In Italia, questo approccio ha molti proseliti. Al punto che nelle trasmissioni di approfondimento il racconto è sistematicamente a senso unico. Le orribili immagini del 7 ottobre e le condizioni miserrime degli ostaggi in cattività e quelli liberati non sono nemmeno presi in considerazione. L’ultima donna rapita e da poco liberata solo grazie all’azione armata dell’esercito israeliano, parla anche lei della frattura del pube per le violenze subite. E che sono continuate per mesi. A imporre queste torture due “civili”, un professore di scuola e un ingegnere. Ci sono civili e civili, in questa guerra. E molti sono anche parecchio incivili.

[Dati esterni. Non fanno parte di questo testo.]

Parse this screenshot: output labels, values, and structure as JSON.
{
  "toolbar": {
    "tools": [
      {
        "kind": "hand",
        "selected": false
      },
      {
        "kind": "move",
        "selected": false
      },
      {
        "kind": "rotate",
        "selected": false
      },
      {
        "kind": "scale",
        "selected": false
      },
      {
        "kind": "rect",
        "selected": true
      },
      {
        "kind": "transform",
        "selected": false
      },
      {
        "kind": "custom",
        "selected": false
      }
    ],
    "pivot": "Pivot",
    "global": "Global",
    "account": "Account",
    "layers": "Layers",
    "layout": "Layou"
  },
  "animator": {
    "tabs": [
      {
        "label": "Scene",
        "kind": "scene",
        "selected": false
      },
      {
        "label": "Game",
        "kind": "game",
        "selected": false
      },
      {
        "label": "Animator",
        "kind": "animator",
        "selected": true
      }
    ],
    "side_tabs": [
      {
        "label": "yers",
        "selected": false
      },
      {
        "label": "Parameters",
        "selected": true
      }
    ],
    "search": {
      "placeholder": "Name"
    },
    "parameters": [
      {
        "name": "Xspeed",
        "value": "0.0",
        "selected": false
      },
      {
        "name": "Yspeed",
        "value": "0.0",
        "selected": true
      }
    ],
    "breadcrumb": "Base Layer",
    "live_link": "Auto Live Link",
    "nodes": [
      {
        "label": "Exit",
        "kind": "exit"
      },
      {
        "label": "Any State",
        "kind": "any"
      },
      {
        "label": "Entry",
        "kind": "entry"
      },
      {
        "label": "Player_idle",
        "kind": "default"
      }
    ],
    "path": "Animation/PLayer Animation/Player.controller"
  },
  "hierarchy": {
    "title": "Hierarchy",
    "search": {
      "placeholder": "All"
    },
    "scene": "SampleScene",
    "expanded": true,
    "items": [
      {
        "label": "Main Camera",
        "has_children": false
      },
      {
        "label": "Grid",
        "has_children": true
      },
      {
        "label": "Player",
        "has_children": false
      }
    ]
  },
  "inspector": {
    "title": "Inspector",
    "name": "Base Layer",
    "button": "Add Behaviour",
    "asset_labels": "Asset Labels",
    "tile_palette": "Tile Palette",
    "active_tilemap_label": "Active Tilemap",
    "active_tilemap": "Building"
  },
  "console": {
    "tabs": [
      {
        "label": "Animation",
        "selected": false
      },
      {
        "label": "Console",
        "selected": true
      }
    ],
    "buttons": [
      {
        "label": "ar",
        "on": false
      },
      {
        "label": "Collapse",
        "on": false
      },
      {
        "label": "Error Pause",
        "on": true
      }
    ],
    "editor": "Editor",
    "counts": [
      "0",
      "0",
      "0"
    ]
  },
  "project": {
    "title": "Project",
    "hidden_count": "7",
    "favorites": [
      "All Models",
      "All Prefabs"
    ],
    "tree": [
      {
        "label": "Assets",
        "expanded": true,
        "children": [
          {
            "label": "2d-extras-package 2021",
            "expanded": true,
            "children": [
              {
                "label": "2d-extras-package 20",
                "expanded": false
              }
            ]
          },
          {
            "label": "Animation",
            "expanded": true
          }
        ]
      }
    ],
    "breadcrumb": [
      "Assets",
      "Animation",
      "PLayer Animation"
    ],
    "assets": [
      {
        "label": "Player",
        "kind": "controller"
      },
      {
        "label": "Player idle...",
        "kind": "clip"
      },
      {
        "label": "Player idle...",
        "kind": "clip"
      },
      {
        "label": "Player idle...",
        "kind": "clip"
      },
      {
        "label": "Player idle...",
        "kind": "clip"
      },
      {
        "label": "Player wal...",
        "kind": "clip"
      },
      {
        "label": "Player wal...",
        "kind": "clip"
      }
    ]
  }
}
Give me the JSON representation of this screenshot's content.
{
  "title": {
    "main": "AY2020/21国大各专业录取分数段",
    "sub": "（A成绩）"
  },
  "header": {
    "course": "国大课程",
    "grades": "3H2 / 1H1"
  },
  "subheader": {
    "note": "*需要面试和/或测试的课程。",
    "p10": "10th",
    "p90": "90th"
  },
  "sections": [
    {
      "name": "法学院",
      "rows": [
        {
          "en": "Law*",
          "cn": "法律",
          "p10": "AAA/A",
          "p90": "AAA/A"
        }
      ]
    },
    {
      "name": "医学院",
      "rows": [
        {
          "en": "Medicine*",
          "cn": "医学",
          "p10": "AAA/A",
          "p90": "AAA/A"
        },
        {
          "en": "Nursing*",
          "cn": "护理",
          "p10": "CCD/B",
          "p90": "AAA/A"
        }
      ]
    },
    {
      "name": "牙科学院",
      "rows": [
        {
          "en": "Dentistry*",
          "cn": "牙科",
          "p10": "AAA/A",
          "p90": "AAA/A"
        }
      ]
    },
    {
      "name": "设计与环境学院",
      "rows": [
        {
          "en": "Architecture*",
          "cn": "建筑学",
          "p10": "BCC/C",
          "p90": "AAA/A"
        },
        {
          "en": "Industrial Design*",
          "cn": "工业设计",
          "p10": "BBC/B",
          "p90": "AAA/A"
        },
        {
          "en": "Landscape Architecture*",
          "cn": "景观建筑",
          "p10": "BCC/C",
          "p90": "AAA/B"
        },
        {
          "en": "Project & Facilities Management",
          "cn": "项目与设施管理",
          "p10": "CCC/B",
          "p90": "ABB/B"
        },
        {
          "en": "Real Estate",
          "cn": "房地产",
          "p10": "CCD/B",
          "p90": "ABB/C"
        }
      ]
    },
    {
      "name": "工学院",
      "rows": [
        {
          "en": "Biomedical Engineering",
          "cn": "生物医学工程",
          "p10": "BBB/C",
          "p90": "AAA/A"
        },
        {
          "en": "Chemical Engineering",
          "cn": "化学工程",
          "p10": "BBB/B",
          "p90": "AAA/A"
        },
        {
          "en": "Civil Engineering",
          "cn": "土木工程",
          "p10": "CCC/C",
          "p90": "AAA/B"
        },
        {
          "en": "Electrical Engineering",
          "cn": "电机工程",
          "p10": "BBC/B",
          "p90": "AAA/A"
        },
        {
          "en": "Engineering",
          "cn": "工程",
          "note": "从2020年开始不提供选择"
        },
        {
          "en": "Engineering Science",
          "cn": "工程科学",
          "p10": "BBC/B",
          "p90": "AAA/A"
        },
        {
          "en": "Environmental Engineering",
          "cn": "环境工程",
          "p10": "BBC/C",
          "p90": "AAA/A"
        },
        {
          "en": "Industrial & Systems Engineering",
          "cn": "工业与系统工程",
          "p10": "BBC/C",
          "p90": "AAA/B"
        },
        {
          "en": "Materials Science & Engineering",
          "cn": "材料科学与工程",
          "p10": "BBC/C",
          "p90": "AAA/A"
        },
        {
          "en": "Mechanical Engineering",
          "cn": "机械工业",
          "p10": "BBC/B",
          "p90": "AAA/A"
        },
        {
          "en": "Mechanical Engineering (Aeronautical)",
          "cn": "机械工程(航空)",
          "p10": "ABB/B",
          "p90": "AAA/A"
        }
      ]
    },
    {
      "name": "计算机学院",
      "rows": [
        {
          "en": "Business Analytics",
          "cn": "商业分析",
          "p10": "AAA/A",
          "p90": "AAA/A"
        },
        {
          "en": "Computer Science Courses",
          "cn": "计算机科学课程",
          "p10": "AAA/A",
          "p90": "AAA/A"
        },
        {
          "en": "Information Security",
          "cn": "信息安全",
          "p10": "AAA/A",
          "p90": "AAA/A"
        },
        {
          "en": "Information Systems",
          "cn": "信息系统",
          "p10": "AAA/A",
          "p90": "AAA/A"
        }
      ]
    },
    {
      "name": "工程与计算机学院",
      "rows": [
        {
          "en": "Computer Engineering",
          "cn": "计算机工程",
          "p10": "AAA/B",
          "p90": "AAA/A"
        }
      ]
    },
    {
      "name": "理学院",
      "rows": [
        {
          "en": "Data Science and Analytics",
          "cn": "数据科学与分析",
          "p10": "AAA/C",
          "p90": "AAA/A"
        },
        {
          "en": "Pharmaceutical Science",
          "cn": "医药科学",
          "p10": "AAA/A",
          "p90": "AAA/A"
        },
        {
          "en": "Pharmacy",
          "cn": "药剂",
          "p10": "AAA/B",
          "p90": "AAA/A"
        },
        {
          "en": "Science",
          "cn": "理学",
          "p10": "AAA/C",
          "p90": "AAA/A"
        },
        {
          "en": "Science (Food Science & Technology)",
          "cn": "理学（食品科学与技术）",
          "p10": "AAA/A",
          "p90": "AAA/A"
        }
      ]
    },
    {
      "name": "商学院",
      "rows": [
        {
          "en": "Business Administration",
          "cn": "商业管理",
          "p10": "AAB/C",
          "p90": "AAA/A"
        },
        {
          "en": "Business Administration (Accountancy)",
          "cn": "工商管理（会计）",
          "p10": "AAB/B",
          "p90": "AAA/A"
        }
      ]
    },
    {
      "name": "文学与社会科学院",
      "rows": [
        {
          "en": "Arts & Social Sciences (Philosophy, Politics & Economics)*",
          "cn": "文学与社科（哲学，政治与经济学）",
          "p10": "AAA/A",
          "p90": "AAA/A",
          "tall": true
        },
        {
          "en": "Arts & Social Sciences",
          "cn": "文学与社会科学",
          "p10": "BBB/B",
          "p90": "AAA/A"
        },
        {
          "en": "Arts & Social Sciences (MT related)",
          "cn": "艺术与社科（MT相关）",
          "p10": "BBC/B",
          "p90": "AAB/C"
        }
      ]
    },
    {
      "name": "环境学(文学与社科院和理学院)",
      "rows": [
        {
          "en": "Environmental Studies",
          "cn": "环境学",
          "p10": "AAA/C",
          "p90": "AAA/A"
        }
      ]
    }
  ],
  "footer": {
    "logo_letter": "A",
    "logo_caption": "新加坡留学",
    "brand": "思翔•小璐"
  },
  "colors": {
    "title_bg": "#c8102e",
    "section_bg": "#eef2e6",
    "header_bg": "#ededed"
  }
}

In un Paese dove si arriva a minacciare querela, ma anche la distruzione dell’auto o l’aggressione fisica fino alla morte per un parcheggio in strada, improvvisamente ci sentiamo tutti coinvolti nell’afflato di un copione scritto da media strategist terroristici. E ci cadiamo, anzi ci cadono, i conduttori di trasmissioni e di rubriche, fino ai cardinali. Magari loro con qualche pregiudizio antiebraico in più.

Ma quando è cominciata questa sarabanda antisraeliana? Nel 1945 le opinioni pubbliche mondiali, specie di sinistra, erano tutte con Israele. Poi, le posizioni delle potenze cambiano. In parte perché nessuno voleva accogliere i superstiti dei campi di concentramento, in parte perché c’erano due grandi problemi: le relazioni con i Paesi produttori di petrolio e il Canale di Suez. Risultato: la Russia diventa il principale sostegno dei Paesi arabi e avvia la costruzione della diga di Assuan.

In Occidente l’ordine è improvviso, arriva dalla sera alla mattina. Un amico mi racconta l’aneddoto del direttore de l’Unità che accoglie Pajetta in redazione che gli comunica il cambio di direzione editoriale. Più o meno gli dice “da oggi Israele è il nemico”. Ma il direttore è Federico Coen, ebreo, e glielo dice. Pajetta lo licenzia per questo. Inadatto alla nuova linea politica del giornale.

Oggi siamo eredi di quel giorno. La propaganda sovietica di molti decenni fa è ereditata dai contemporanei. E fa adepti nelle università. A Palermo un docente di Diritto civile fa un appello pubblico per eliminare ogni amicizia con qualsiasi ebreo. È incompatibile con l’insegnamento dice di nuovo Venice for Israel e Free4Future. Si aggiungono Socialdemocrazia Sd, un’associazione come Mec. L’ateneo ancora non sospende il professore ma, se non lo farà, i guai culturali saranno enormi.

E sì, molto parte da Venezia. Culla di questi giorni della nostra cinematografia, dove pensosi attori non riescono a sopportare le immagini degli attacchi a Gaza. Presto torneranno a casa, lasceranno l’albergone veneziano e continueranno a difendere lo stato criminogeno hamasita con la scusa dei civili colpiti. Come se volessimo combattere la schiavitù senza liberare gli schiavi.

Abbiamo bisogno di un Medio Oriente cooperativo e non bellicista. La strada è la diffusione della cultura democratica e liberale. Gli altri, quelli che si chiamano pro-pal, diffondono invece una cultura di morte, corteggiano la sub cultura infernale di Hamas che è regista e rea confessa della morte dei bambini palestinesi e israeliani.

Sta a noi non stare al gioco. Per fortuna è nata Venice for Israel.